The Southern Poverty Law Center (SPLC) released a report today exhaustively exploring the links between FAIR, Center for Immigration Studies (CIS), and NumbersUSA.
And not just their relationships with one another, either, but their associations with racist hardliners and political extremists.
The evidence is damning.
These so-called “rational experts” on immigration are unequivocally promoting a sneakily codified racist ideology. The more we learn, the more disturbing these anti-immigrant associations become.
For years the real truth about these groups has been floating near the surface of public consciousness. All the while the founder of these groups, John Tanton, has been steering them deeper into mainstream acceptance. It looks as if the charade is finally up, though.
SPLC’s report states:
“[FAIR] hired as key officials men who also joined white supremacist groups. It has board members who regularly write for hate publications. It promotes racist conspiracy theories about Latinos. And it has produced television programming featuring white nationalists.”
An interactive website and video was launched by America’s Voice today, as well.
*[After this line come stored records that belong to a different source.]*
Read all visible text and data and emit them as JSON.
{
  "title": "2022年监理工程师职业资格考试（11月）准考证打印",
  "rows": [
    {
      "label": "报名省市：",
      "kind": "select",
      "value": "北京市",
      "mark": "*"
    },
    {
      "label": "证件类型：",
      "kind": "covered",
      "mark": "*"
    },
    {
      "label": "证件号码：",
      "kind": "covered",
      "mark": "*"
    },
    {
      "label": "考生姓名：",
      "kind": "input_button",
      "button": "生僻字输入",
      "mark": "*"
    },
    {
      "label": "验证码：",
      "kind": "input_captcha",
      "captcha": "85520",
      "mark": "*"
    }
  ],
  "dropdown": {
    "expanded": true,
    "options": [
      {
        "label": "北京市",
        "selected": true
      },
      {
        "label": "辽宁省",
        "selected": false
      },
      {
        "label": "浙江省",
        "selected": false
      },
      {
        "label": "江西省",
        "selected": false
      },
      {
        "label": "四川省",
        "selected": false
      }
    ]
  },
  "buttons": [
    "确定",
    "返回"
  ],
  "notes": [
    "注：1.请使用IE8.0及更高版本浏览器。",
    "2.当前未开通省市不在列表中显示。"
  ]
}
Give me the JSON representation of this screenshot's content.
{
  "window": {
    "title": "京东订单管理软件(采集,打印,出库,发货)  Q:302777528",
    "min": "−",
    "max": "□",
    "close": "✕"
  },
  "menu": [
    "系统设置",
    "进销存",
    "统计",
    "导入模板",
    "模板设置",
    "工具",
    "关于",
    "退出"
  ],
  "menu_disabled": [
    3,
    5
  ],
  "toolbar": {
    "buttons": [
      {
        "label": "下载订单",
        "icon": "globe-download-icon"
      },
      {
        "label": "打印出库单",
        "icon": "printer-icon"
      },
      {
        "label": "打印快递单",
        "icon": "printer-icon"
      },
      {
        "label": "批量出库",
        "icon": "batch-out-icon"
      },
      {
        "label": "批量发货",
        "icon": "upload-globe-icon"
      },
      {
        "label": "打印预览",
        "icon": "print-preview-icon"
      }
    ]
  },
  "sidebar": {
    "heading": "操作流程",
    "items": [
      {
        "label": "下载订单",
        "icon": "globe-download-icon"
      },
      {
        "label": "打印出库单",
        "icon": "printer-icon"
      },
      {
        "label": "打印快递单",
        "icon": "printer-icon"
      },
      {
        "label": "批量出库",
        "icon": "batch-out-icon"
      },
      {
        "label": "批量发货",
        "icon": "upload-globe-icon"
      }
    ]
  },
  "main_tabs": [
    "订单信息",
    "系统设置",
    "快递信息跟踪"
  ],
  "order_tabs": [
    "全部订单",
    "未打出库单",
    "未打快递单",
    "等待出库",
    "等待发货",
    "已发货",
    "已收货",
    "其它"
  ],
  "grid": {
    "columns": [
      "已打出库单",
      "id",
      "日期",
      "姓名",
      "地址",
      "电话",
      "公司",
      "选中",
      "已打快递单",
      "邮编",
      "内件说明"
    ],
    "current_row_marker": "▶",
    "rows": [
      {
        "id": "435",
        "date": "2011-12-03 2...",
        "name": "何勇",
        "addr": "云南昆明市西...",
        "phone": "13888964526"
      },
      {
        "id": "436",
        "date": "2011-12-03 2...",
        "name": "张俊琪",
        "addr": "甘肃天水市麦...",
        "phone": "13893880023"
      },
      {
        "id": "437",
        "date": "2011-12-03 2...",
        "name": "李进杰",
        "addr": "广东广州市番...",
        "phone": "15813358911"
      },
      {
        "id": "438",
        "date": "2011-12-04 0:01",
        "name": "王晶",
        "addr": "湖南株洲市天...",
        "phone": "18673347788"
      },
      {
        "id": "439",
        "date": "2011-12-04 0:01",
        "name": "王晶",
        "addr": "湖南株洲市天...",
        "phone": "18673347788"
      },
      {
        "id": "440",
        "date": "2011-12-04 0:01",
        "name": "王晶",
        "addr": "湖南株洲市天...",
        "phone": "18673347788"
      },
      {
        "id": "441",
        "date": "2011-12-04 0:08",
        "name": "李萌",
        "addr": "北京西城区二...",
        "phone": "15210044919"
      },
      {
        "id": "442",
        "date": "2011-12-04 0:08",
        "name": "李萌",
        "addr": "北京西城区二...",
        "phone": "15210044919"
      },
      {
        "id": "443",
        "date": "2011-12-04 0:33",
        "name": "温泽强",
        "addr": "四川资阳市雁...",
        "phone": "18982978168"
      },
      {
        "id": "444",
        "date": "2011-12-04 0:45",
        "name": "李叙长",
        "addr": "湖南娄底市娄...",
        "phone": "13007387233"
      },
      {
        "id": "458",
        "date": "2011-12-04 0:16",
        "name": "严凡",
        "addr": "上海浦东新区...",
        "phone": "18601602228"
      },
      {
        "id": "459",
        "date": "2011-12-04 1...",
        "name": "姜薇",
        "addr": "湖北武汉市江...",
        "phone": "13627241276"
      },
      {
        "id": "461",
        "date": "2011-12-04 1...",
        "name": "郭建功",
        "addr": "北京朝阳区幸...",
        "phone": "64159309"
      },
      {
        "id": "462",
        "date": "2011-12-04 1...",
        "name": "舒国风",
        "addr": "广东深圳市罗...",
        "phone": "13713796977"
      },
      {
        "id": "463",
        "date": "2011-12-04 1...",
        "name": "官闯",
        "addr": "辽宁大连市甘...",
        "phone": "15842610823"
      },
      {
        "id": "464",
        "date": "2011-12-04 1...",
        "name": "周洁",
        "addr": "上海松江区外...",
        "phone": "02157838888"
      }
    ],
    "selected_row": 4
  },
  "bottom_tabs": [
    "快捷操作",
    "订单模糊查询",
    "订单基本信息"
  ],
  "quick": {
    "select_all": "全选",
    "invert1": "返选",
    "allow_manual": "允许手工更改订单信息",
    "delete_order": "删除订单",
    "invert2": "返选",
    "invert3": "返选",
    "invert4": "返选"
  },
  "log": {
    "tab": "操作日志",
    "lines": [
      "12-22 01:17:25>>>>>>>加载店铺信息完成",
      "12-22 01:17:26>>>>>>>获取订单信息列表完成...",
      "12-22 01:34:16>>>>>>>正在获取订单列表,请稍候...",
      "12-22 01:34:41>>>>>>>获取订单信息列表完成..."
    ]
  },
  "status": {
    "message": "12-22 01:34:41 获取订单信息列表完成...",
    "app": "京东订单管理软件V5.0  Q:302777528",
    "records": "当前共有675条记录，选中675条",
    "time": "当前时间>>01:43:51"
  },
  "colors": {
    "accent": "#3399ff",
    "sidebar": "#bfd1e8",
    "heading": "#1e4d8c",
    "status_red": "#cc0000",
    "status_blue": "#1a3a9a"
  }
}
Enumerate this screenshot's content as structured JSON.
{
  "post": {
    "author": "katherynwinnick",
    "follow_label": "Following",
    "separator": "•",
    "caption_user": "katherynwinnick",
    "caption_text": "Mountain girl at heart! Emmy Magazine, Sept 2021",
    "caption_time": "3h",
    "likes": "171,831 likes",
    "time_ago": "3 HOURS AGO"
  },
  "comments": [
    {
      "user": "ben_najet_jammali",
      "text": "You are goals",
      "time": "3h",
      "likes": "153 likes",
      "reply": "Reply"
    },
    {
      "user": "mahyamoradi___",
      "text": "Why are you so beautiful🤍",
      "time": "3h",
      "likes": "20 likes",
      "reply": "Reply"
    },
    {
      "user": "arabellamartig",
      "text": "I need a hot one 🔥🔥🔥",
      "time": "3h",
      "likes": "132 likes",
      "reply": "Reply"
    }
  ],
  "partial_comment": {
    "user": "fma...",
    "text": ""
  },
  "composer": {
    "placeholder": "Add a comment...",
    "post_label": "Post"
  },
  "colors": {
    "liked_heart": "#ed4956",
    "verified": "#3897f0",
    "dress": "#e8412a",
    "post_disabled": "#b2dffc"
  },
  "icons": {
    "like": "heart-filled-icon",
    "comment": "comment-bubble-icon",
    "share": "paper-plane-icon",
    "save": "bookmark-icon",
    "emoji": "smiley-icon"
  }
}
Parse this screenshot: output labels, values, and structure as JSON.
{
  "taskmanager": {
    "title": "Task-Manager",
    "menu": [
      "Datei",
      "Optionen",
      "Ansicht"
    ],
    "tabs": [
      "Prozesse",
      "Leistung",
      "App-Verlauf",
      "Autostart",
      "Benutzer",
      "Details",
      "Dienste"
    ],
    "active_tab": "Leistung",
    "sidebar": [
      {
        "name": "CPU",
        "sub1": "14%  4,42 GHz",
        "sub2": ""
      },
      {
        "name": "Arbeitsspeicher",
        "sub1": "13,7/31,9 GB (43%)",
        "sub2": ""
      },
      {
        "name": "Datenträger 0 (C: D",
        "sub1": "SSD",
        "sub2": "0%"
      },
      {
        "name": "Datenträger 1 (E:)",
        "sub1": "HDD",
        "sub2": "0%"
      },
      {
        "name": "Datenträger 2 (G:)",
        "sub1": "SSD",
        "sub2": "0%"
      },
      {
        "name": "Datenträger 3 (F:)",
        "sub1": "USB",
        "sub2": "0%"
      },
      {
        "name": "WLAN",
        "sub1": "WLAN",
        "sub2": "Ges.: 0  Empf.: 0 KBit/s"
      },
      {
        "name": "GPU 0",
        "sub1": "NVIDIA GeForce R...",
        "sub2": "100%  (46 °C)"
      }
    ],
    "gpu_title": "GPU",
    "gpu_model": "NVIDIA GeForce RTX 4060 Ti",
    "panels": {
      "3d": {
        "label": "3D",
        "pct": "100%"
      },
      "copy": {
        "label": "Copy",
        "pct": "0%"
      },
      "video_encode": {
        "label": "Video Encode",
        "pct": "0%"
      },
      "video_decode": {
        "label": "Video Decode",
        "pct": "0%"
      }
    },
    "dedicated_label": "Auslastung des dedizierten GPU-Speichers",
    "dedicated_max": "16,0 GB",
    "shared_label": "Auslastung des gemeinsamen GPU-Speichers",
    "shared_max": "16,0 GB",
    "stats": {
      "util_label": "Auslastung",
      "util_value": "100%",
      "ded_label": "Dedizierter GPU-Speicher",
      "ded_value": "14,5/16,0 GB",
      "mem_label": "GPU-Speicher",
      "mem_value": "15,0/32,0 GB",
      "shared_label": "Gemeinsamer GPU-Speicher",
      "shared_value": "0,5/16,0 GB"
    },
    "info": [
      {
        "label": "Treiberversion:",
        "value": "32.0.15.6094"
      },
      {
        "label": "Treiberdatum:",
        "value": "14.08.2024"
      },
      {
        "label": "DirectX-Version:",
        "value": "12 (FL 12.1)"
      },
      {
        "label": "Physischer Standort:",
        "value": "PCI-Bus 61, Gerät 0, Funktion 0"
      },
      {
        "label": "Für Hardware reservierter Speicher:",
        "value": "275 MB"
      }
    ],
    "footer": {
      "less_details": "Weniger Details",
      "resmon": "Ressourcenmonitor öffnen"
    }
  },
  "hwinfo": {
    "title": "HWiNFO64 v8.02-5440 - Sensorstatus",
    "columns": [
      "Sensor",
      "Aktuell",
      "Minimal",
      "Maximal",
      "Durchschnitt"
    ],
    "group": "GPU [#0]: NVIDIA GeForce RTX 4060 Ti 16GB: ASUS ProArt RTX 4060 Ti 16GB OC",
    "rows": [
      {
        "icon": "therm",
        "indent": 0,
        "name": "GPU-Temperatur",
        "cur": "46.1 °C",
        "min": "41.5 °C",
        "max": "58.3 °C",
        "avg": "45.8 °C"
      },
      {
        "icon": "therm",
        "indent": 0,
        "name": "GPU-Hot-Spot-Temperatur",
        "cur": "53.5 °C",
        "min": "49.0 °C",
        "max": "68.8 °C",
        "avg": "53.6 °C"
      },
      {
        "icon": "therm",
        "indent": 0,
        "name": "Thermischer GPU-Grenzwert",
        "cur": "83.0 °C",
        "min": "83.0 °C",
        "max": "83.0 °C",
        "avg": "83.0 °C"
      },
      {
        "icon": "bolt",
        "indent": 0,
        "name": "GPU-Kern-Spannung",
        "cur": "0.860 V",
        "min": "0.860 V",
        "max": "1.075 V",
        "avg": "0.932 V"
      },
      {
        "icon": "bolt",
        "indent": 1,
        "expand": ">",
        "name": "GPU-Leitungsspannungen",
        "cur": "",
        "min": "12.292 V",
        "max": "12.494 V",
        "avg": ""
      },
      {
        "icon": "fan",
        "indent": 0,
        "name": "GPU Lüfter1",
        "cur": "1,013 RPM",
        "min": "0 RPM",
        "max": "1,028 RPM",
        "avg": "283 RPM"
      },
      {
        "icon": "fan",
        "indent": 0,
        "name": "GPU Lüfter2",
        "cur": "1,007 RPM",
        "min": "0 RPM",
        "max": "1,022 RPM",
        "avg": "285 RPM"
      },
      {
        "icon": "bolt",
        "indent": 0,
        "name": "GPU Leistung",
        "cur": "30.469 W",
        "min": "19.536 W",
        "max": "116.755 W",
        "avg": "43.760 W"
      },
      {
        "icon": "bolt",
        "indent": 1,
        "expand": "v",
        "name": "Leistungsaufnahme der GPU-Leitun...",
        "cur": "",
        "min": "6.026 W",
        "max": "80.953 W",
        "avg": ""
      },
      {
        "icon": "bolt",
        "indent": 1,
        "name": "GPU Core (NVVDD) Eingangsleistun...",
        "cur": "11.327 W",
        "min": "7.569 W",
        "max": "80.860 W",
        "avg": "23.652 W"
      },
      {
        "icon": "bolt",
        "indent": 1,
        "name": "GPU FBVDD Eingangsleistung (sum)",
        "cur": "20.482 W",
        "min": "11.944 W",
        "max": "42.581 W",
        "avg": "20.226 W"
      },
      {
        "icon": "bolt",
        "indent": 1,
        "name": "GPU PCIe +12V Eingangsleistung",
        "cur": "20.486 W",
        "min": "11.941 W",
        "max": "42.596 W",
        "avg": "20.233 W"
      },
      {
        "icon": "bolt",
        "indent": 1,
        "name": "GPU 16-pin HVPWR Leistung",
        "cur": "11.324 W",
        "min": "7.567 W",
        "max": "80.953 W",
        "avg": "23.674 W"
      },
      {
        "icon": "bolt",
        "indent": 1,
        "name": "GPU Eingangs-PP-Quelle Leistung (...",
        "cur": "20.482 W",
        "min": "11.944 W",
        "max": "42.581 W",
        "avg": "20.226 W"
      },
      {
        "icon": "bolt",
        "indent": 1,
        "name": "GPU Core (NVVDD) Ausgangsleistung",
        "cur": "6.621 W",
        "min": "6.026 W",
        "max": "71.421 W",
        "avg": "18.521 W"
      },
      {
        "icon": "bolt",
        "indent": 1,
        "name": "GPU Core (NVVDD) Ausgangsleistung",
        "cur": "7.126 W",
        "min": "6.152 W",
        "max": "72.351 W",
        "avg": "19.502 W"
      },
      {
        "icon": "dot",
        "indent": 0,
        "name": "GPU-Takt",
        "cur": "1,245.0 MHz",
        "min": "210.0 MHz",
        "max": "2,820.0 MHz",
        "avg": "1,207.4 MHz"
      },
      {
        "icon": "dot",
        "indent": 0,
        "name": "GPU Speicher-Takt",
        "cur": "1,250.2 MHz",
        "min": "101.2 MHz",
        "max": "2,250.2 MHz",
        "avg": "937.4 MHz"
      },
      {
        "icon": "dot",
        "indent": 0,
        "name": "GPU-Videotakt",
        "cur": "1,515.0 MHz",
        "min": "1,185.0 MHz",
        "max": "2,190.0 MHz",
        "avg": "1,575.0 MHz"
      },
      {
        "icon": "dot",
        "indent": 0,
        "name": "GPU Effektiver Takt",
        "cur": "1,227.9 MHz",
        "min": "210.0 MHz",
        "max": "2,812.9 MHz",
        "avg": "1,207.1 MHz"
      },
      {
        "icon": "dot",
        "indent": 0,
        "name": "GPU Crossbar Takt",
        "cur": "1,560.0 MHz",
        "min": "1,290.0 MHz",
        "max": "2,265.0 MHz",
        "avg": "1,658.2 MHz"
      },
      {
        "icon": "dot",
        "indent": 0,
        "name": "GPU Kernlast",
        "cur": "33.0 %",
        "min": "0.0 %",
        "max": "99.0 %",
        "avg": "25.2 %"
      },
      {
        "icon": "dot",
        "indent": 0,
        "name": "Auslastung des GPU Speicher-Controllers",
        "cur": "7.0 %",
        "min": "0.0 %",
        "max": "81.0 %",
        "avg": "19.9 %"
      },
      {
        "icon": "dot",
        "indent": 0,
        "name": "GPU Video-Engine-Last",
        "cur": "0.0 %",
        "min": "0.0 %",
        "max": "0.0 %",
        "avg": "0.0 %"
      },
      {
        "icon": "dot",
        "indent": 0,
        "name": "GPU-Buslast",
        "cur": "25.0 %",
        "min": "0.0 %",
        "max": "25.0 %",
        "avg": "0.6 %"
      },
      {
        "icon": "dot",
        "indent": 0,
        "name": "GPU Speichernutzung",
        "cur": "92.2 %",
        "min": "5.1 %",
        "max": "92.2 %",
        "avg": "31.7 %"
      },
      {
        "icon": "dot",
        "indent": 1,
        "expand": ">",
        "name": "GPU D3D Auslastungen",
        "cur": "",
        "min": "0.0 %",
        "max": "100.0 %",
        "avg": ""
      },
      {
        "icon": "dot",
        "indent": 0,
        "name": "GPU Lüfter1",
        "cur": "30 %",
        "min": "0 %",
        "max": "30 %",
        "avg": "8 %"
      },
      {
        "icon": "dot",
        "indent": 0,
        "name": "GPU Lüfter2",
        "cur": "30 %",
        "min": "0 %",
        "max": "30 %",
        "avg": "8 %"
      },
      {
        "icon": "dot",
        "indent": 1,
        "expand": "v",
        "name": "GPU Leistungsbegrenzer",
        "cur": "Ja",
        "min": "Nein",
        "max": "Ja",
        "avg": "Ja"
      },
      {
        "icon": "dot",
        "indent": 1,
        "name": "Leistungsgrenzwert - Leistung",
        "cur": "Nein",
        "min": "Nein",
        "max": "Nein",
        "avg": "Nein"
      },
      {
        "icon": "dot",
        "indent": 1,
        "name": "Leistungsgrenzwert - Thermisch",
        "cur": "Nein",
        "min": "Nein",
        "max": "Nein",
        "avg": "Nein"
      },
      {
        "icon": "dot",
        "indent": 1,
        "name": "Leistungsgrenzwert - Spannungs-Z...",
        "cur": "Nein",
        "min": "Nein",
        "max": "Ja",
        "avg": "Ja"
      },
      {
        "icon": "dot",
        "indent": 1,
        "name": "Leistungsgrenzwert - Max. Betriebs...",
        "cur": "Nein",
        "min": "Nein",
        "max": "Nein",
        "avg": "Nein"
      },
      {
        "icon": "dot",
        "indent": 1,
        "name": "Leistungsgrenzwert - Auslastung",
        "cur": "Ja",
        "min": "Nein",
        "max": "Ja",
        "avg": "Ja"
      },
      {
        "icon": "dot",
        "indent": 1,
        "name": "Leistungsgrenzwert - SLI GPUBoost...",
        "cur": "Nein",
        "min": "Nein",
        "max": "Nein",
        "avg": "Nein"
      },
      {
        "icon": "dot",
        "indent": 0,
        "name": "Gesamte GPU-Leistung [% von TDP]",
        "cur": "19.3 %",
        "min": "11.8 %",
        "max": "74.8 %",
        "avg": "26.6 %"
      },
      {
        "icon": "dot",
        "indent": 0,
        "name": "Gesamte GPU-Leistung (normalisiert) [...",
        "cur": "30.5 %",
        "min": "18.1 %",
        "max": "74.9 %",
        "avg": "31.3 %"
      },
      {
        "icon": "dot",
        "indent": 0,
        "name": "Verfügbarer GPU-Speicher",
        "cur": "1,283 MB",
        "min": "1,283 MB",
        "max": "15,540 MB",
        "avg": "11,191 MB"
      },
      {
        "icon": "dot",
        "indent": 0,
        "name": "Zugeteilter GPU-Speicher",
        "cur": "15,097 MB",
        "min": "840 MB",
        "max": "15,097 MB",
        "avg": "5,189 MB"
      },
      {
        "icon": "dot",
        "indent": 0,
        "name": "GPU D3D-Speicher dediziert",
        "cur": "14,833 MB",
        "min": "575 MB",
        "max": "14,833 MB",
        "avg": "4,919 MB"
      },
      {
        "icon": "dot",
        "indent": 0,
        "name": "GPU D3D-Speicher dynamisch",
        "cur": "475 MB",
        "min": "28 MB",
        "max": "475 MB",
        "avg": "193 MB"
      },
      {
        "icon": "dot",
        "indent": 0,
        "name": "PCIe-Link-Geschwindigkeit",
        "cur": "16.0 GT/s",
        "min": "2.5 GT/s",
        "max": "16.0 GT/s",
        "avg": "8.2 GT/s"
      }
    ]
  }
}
The video calls out Tanton, Dan Stein, Mark Krikorian, and Roy Beck as the leadership behind an extremist anti-immigrant network, calling them “wolves in sheep’s clothing” for passing themselves off as the heads of harmless advocacy organizations.
On the website you can vote on which of the anti-immigrant leaders is the “top wolf.”
My vote’s for Roy Beck, head of NumbersUSA. While John Tanton may be the mastermind, Roy Beck, Tanton’s long-time employee and understudy, has surpassed his mentor, gaining inroads into mainstream media regarding migration issues. Unsurprisingly, the mounting condemnations against Tanton are threatening Beck’s mainstream success.
According to SPLC:
“John Tanton, it seems, is undermining Roy Beck’s respectability. ‘It is amazing that Beck has attained the mainstream status he has, considering where he comes from’, concludes Henry Fernandez, a senior fellow at the progressive Center for American Progress, a think tank based in Washington, D.C. ‘His extremely close and decades-long relationship with Tanton should give pause to anyone who deals with NumbersUSA‘.”
With FAIR taking the heat for associations with white-supremacists, holocaust deniers, and white nationalists, it appears that NumbersUSA and Beck may be attempting to pick up the torch and propel this bigoted anti-immigrant network from its helm.
On the bright side, Republicans got a public bashing in a New York Times editorial on Saturday. The article took them to task over the well-hidden racial extremism that has maintained a strangle-hold on the party for several years, warning of increased outbreaks of racist sentiments in times of economic uncertainty:
“It is easy to mock white-supremacist views as pathetic and to assume that nativism in the age of Obama is on the way out. The country has, of course, made considerable progress since the days of Know-Nothings and the Klan. But racism has a nasty habit of never going away, no matter how much we may want it to, and thus the perpetual need for vigilance.”